Background
Gregor Strasser was born on 31 May 1892 at Geisenfeld, Lower Bavaria.
Gregor Strasser was born on 31 May 1892 at Geisenfeld, Lower Bavaria.
He was awarded the Iron Cross (First and Second Classes) for his service during World War I as a volunteer in the First Bavarian Field Artillery Regiment. An apothecary by profession, Strasser joined the Epp Freikorps, whose aim was to suppress communism in Bavaria, and was active in the Lower Bavarian storm battalion (his adjutant was the young Heinrich Himmler), placing it under General Ludendorffs military command. Strasser joined the NSDAP as a storm trooper and commanded an SA detachment during the 1923 Beer-Hall putsch, which led to a brief spell of imprisonment. His election in the spring of 1924 to the Bavarian legislature freed him from Landsberg prison and he became co-Chairman of the National Socialist Party together with Ludendorff, excluding ‘Old Fighters’ like Streicher and Esser and checking the influence of personal enemies like Goering and Rohm. During Hitler's imprisonment, Strasser’s indefatigable organizational talents enabled the Nazis for the first time to make headway in northern Germany and to found an organization independent from Munich headquarters. Together with his brother, Otto Strasser, he founded a weekly newspaper, the Berliner Arbeiterzeitung (Berlin Workers’ Paper), the fortnightly Nazi newsletter, NS-Briefe, for which he hired the young Joseph Goebbels as editor, and his own independent party press, the Kampfverlag.

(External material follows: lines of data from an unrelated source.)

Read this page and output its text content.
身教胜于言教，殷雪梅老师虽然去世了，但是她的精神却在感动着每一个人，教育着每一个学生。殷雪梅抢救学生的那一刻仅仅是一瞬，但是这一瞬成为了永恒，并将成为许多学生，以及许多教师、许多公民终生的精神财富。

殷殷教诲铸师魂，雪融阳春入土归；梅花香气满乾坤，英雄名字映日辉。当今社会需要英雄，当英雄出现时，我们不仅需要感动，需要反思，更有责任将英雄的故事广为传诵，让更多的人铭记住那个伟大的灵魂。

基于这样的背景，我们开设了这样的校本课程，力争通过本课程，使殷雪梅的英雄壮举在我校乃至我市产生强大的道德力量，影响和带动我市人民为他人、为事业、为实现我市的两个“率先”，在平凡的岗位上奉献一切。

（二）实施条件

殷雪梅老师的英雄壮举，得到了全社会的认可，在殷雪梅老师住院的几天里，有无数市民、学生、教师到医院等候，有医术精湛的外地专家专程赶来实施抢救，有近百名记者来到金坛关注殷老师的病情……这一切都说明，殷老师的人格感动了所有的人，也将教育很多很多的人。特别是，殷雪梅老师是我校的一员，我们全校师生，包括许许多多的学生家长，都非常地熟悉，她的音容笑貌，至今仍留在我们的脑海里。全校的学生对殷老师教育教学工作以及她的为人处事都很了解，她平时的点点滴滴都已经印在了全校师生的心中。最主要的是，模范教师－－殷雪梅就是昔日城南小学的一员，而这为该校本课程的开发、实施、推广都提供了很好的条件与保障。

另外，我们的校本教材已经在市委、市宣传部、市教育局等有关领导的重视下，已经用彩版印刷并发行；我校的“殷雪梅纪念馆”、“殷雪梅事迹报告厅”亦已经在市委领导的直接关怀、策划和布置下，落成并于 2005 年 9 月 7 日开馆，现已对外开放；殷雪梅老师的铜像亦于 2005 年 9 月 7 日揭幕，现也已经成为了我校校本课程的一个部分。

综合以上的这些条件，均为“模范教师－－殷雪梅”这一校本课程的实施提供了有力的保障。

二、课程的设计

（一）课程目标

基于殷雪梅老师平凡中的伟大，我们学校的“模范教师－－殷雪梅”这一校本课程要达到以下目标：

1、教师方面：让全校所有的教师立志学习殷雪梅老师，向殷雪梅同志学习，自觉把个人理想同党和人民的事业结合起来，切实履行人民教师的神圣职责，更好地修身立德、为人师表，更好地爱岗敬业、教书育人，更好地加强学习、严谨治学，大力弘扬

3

Between 1926 and 1932 Strasser was Reich Propaganda Leader of the NSDAP and in June 1932 Hitler made him Reichsorganisationsleiter of the Party. The rift between them grew, however, when on 7 December 1932 the new Chancellor, General von Schleicher, offered Strasser the post of Vice-Chancellor and Prime Minister of Prussia.
Strasser, who did not want to split the Party, nonetheless advocated Nazi toleration of von Schleicher’s cabinet, which infuriated Hitler who had insisted that he refuse the offer. Strasser gave way and angrily resigned all his Party posts at the end of 1932, a defection which deeply shook Hitler, who feared he was losing his grip on the Party. Strasser left politics, living quietly as the Director of a chemical combine, and was not offered a post in the new Nazi government. On 30 June 1934 he was arrested and murdered on Hitler's orders by the Gestapo, during the Night of the Long Knives. His death and that of the SA leader, Ernst Rohm, symbolized the destruction of the Nazi left wing and the vague hopes for a second revolution in the direction of socialism.
As a member of the NSDAP Reichstag group, which he dominated at this time, Strasser utilized his freedom of action and parliamentary immunity to challenge what he regarded as Hitler’s abandonment of the ‘socialist’ ideals of the movement. In 1926 he opposed Hitler's proposals concerning a plebiscite about grants to deposed princes and, at the Bamberg Party Congress in the same year, the Strasser brothers argued that Nazism must devote itself to the destruction of capitalism, to social justice and the nationalization of the economy. Until his death Gregor Strasser was to insist on the expropriation of the banks and heavy industry and to oppose Hitler's alliance with the Junker nationalists, with the reactionary army leadership and conservative politicians like Hugenberg, von Papen and Schacht. Strasser’s proletarian anti-capitalism was, however, primarily a means to an end - to the establishing of an organic, völkisch community and of a new social order which he called ‘State feudalism' where the industrial estate would be at the top of the heap. His eclectic socialist programme, which also advocated an alliance with Bolshevik Russia and the anti-imperialist East against the western democracies, essentially aimed at precipitating the downfall of the existing social order.
Gregor Strasser once defined National Socialism as 'the opposite of what exists today’.